Für Japaner sind Superrechner strategische Schlüsseltechnologie

01.03.1991

Sehr gering ist die Information über das Supercomputing in Japan, bedingt schon durch die Sprachbarriere. Uwe Harms* versucht im folgenden Beitrag, das Wissen aus verschiedenen Quellen zusammenzuführen.

Wie in den USA wird auch in Japan das Supercomputing als Schlüsseltechnologie für eine Vielzahl strategischer Industrien gesehen. So förderte ja auch das Japanische Handelsministerium (Miti) Aktivitäten auf dem Gebiet der Parallelverarbeitung, des Supercomputing und bei den Rechnern der fünften Generation (künstliche Intelligenz) mit sehr viel Geld. Die japanischen Rechnerhersteller arbeiteten gemeinsam an den neuen Entwicklungen. Durch diese konzertierte Aktion gelang es den drei Herstellern Fujitsu, Hitachi und NEC, innerhalb kurzer Zeit sehr leistungsfähige Rechner auf den Markt zu bringen.

Schon im Sommer 1982 wurde die VP-Serie von Fujitsu und die S-810-Serie von Hitachi angekündigt.

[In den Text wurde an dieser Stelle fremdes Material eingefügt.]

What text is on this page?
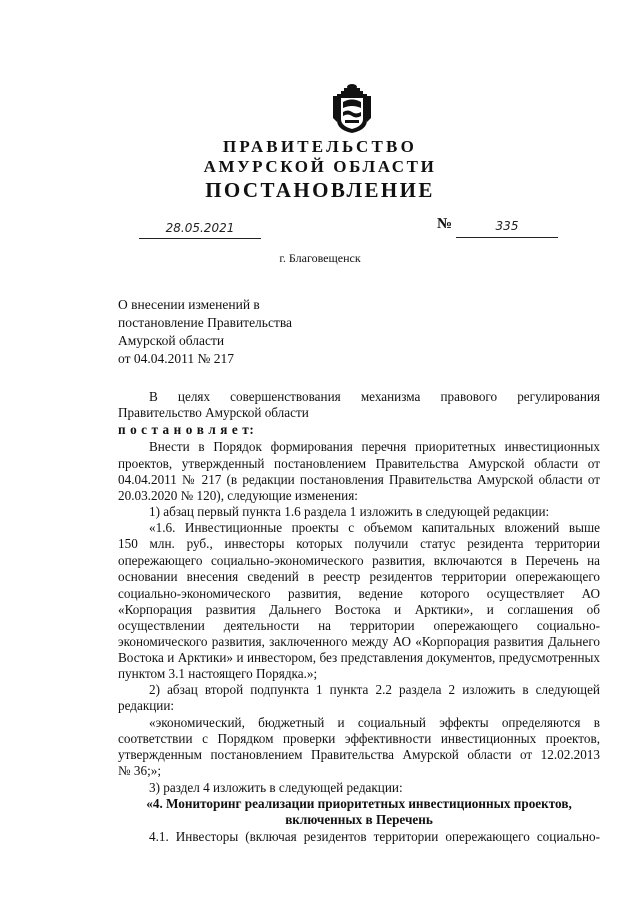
ПРАВИТЕЛЬСТВО
АМУРСКОЙ ОБЛАСТИ
ПОСТАНОВЛЕНИЕ
28.05.2021	№	335
г. Благовещенск
О внесении изменений в
постановление Правительства
Амурской области
от 04.04.2011 № 217
В целях совершенствования механизма правового регулирования
Правительство Амурской области
п о с т а н о в л я е т:
Внести в Порядок формирования перечня приоритетных инвестиционных
проектов, утвержденный постановлением Правительства Амурской области от
04.04.2011 № 217 (в редакции постановления Правительства Амурской области от
20.03.2020 № 120), следующие изменения:
1) абзац первый пункта 1.6 раздела 1 изложить в следующей редакции:
«1.6. Инвестиционные проекты с объемом капитальных вложений выше
150 млн. руб., инвесторы которых получили статус резидента территории
опережающего социально-экономического развития, включаются в Перечень на
основании внесения сведений в реестр резидентов территории опережающего
социально-экономического развития, ведение которого осуществляет АО
«Корпорация развития Дальнего Востока и Арктики», и соглашения об
осуществлении деятельности на территории опережающего социально-
экономического развития, заключенного между АО «Корпорация развития Дальнего
Востока и Арктики» и инвестором, без представления документов, предусмотренных
пунктом 3.1 настоящего Порядка.»;
2) абзац второй подпункта 1 пункта 2.2 раздела 2 изложить в следующей
редакции:
«экономический, бюджетный и социальный эффекты определяются в
соответствии с Порядком проверки эффективности инвестиционных проектов,
утвержденным постановлением Правительства Амурской области от 12.02.2013
№ 36;»;
3) раздел 4 изложить в следующей редакции:
«4. Мониторинг реализации приоритетных инвестиционных проектов,
включенных в Перечень
4.1. Инвесторы (включая резидентов территории опережающего социально-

Der erste VP-Rechner in Europa, eine VP-200, wurde übrigens knapp drei Jahren später (April 1985) bei der

Industrieanlagen-Betriebsgesellschaft in Ottobrunn von Siemens installiert, jetzt gehört sie zum Debis Systemhaus. Die Ankündigung dieser Maschinen mit hervorragenden Leistungsdaten bezüglich Rechengeschwindigkeit sowie Haupt- und Erweiterungsspeichergrößen sorgte für große Unruhe in den USA. Dort sah man die Vorherrschaft auf diesem Gebiet gefährdet.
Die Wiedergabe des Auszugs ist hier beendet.